Pour Platon, la médecine apparaît de prime abord comme la τέχνη par excellence, pourvue d’une méthode ferme, maîtresse (437) d’un savoir éprouvé, comme le proclament déjà si fièrement certains traités hippocratiques.

Mais ce n’est pas uniquement pour cela que la médecine intéresse notre philosophe.

Lui qui allait concevoir,un jour du moins, l’Univers comme un Vivant, avait des raisons particulières d’être attentif à la science du corps humain.

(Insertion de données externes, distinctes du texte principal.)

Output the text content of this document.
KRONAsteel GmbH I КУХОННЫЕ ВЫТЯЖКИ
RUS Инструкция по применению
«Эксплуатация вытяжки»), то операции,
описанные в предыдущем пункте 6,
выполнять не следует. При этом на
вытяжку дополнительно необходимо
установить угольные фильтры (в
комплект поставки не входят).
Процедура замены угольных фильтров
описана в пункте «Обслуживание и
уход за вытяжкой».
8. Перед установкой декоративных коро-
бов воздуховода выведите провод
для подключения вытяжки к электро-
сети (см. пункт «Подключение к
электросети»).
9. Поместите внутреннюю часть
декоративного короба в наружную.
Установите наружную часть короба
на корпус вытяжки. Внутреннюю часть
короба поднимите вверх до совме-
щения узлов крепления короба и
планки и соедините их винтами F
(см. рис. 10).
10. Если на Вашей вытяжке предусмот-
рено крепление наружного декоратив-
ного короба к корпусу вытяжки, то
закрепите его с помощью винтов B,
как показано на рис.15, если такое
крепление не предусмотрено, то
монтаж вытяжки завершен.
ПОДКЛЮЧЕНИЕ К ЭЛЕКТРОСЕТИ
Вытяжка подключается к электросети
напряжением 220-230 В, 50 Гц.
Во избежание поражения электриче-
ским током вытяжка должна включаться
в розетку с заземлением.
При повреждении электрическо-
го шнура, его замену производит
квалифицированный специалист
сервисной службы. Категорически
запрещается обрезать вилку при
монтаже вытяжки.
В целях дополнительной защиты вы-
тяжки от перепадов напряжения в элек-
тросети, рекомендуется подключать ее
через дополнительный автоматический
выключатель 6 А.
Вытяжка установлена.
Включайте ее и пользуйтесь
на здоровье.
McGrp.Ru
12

Et ici, il faut se garder de limiter le platonisme au dualisme qui s’exprime dans le Phédon et dans quelques passages postérieurs. Ce n’est là qu’une note extrême dans la symphonie platonicienne. Si le corps s’oppose bien d’une certaine manière à l’âme, s’il est moins réel que l’âme, plus près du non-être, s’il est parfois comparé à un tombeau, à une prison, à la coquille de l’huître 16, il est aussi capable de se laisser bien diriger par l’âme, d’être en harmonie avec elle, d’être digne d’elle. Dans les Lois, il vient au troisième rang des choses dignes d’estime, après les dieux et l’âme 17.

De là, les fréquents parallèles entre le corps et l’âme, qui entraînent ceux de la médecine et de la morale, de la politique, comme dit Platon.

  1. Hippias mineur, 375b.[]
  2. Cf. Lachès, 185b1.[]
  3. Criton, 47b.[]
  4. Charmide, 164a-b.[]
  5. Lysis, 218e sq.[]
  6. Protagoras, 322c.[]
  7. Gorgias, 459b.[]
  8. Charmide, 170b-e.[]
  9. Lachès, 195b.[]
  10. Protagoras, 345a-b.[]
  11. République, I, 341c.[]
  12. Lois, X, 902d.[]
  13. Voici les principaux passages qui font allusion à la médecine. Vol. I (éd. Les Belles Lettres) : 628d ; 638c ; 646c ; 660a ; 661b ; vol. II : 684c-d ; 720a-e ; 722b ; 734b ; vol. III : 798a ; 857c sq. ; 902d ; vol. IV : 916a-b ; 919b ; 932e; 933c-d ; 945c ; Epinomis, 987d.[]
  14. Alcibiade II 139e sq.[]
  15. Rivaux, 134b sq.[]
  16. Gorgias, 493a ; Phédon, 66b ; Phèdre, 250c.[]
  17. Lois, V, 728d.[]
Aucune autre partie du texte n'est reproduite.